Tony Curtis’s most recent book Pony (Occasional Press, 2013) is filled with beautifully simple, resonant poems. Here is a short one, ‘The Pony’s Stare’: ‘She turns her gaze on the mountains/ Her face all grey like the oncoming rain.’ Tony Curtis is a great reader of his work, once heard never forgotten.
Book Launch: Pirate Music
Saturday, 25 October at 5.30pm in No Alibis
We are delighted to celebrate, with No Alibis, Miriam Gamble’s new collection. Miriam graduated with her PhD from the School of English in 2008 and now lectures in Creative Writing in Edinburgh University.

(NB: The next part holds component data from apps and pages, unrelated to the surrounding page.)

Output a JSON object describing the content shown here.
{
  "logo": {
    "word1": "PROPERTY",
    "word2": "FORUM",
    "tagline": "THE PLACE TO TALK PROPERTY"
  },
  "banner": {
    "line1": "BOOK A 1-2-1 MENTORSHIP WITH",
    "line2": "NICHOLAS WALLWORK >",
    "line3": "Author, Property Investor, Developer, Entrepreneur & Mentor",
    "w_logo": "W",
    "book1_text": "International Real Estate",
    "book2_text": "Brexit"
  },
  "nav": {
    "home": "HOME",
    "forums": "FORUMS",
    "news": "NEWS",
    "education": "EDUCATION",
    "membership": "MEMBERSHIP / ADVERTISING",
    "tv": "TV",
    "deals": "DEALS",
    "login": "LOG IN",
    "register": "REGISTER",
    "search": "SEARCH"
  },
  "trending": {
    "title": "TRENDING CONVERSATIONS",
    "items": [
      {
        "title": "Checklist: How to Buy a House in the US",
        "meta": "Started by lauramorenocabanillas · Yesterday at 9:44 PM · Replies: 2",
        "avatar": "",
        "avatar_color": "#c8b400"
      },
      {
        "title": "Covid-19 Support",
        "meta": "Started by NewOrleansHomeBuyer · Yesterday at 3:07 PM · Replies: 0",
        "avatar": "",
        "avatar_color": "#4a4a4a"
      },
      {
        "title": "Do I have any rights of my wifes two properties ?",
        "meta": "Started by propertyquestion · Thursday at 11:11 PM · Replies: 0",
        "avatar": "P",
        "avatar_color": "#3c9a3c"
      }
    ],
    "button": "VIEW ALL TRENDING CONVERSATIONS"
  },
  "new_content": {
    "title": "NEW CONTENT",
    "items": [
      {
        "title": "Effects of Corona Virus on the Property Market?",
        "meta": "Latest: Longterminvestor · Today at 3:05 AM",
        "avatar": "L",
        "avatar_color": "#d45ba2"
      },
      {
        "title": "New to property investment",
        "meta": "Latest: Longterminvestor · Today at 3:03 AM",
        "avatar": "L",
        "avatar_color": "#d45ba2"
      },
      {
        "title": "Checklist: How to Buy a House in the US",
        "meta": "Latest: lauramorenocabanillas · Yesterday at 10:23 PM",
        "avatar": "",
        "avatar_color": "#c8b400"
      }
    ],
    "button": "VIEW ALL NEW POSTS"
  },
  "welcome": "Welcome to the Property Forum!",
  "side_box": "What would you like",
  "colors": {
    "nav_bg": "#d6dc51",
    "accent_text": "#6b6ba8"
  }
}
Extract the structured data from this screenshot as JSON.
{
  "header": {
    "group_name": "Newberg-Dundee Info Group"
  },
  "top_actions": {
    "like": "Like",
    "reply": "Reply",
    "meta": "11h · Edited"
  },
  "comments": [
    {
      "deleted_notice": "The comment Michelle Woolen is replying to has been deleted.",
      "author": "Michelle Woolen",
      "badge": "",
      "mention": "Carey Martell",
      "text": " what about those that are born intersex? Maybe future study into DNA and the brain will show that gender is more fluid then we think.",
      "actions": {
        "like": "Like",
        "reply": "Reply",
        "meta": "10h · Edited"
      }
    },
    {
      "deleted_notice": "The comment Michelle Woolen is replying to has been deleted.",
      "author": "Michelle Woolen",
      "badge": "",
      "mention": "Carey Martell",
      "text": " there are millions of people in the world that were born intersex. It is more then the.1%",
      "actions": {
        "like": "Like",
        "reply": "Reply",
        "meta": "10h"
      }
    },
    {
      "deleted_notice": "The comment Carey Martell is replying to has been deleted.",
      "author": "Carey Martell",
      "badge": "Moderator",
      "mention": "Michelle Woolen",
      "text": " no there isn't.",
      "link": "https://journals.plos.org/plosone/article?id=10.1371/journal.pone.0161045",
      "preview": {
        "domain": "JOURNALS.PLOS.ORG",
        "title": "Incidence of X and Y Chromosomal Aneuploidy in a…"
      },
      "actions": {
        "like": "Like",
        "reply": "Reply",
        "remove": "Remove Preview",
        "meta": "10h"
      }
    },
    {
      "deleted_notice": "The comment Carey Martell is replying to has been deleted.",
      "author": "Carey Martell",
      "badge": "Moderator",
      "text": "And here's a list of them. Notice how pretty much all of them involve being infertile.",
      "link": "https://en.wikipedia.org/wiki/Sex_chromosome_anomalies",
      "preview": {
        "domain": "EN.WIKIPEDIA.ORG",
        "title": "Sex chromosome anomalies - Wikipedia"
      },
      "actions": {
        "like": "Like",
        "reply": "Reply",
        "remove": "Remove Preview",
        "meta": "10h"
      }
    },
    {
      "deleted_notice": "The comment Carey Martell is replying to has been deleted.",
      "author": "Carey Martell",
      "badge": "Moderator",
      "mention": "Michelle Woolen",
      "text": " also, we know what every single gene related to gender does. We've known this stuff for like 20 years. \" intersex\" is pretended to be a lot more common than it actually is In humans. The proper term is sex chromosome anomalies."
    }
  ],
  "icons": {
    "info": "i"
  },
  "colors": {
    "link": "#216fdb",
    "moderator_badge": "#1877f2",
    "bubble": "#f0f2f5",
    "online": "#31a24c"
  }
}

Publishers, Bloodaxe say ‘Miriam Gamble’s second collection takes its title from unlicensed broadcasting. Here, the marginalia of prophecy coexist with and counter voices of authority, voices that are at once eerie and depressingly recognisable. An artist steals back paintings, leaving the money in their wake, and scores a cameo on Crimewatch; a figure from medieval memento mori art finds himself up against a consumer deaf to the language of symbolism; animal anti-heroes spit in the face of well-meaning, or not so well-meaning, human interest.’
NUALA NÍ DHOMHNAILL
Friday 24 October, at 6pm in the Skainos Centre,
239 Newtownards Road, Belfast, BT4 1AF
(Time corrected to 6pm)
In association with Poetry Ireland and Belfast Festival at Queen’s
Celebrating Poetry in Irish at the Festival
As an ongoing part of its Writers-in-Schools programme, Poetry Ireland is delighted to offer primary and post-primary schools, poetry workshops based on an exploration of some Irish language poems in original and translation such as ‘Pangur Bán’ and the ‘Song of Amergin’.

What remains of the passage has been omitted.